To quote Benjamin Franklin, “there never was a good war or a bad peace.”
Peace is often easy to declare, but hard to achieve. Two years ago, on November 11, 2021, the President ended the longest war in U.S. history, the global war on terror. This declaration, while ending hostilities, did not bring global peace.
We need only to look at today’s headlines to understand American troops are still answering our nation’s call to serve across the world and are in harm’s way. Yet, many Americans believe we are no longer at war. Support for those who served and are serving is waning.
With the military-civilian divide created by an all-volunteer force, it is rare for every family to know or have someone who is serving or has served in the military. It’s become hard to understand military service comes with tremendous personal sacrifice, a subordination of oneself, with a devotion to our fellow American.
Ultimately, it is a willingness above all to ensure our freedom and to promote peace.
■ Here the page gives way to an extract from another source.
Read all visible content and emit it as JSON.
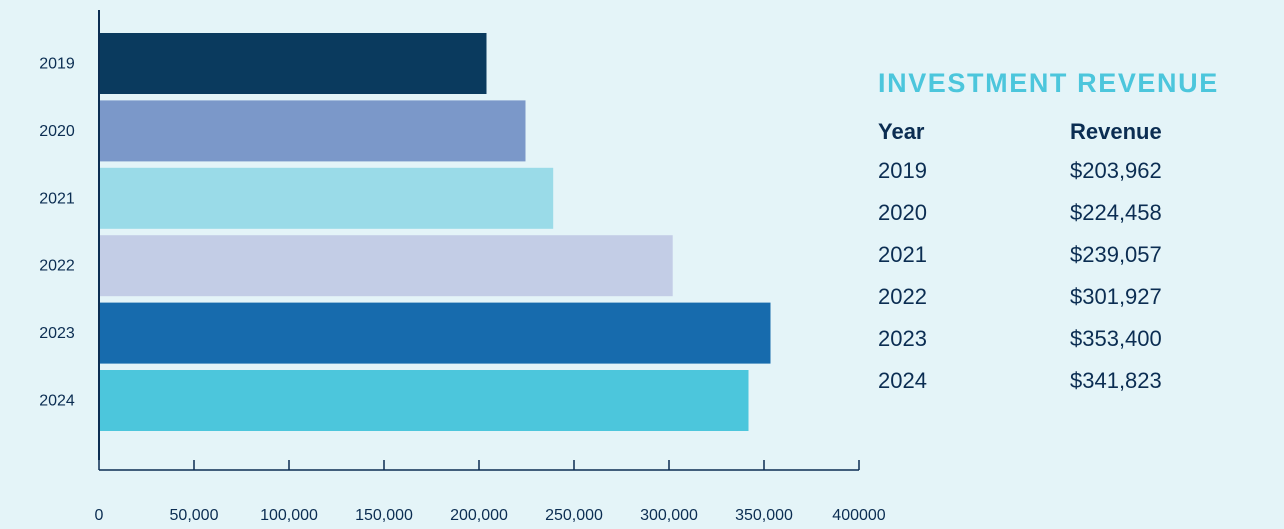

This Veterans’ Day, I encourage all veterans to tell your story.
We are the ones who will shape the future of our military. It is a National Security imperative for us to band together to serve our veterans. Our youth and future generations must know that those who sacrificed so much for our nation’s freedom are cared for long after they leave military service.
For us at the Georgia Department of Veterans Service, we understand our current veterans are returning home after extended wars and many deployments with a need for more services than previous generations. Ultimately, it is our vision to cultivate community connections which empower Georgia’s veterans and their families to flourish and thrive across the state. Connections to others and one’s communities creates strong bonds, increases resiliency, and leads to well fulfilled life. However, we cannot do this alone.
I would assert it is a moral imperative for all Americans to support our veterans and their families who make up such a small number of our overall population, but without whom our nation and way of life would be at risk. Not just on Veterans’ Day when we recognize and thank those who have served or are serving in defense of our nation, we should take it a step further.
Take the opportunity to connect with our nation’s heroes, learn their stories, share them with your children, and encourage others to take up the mantle of freedom and serve.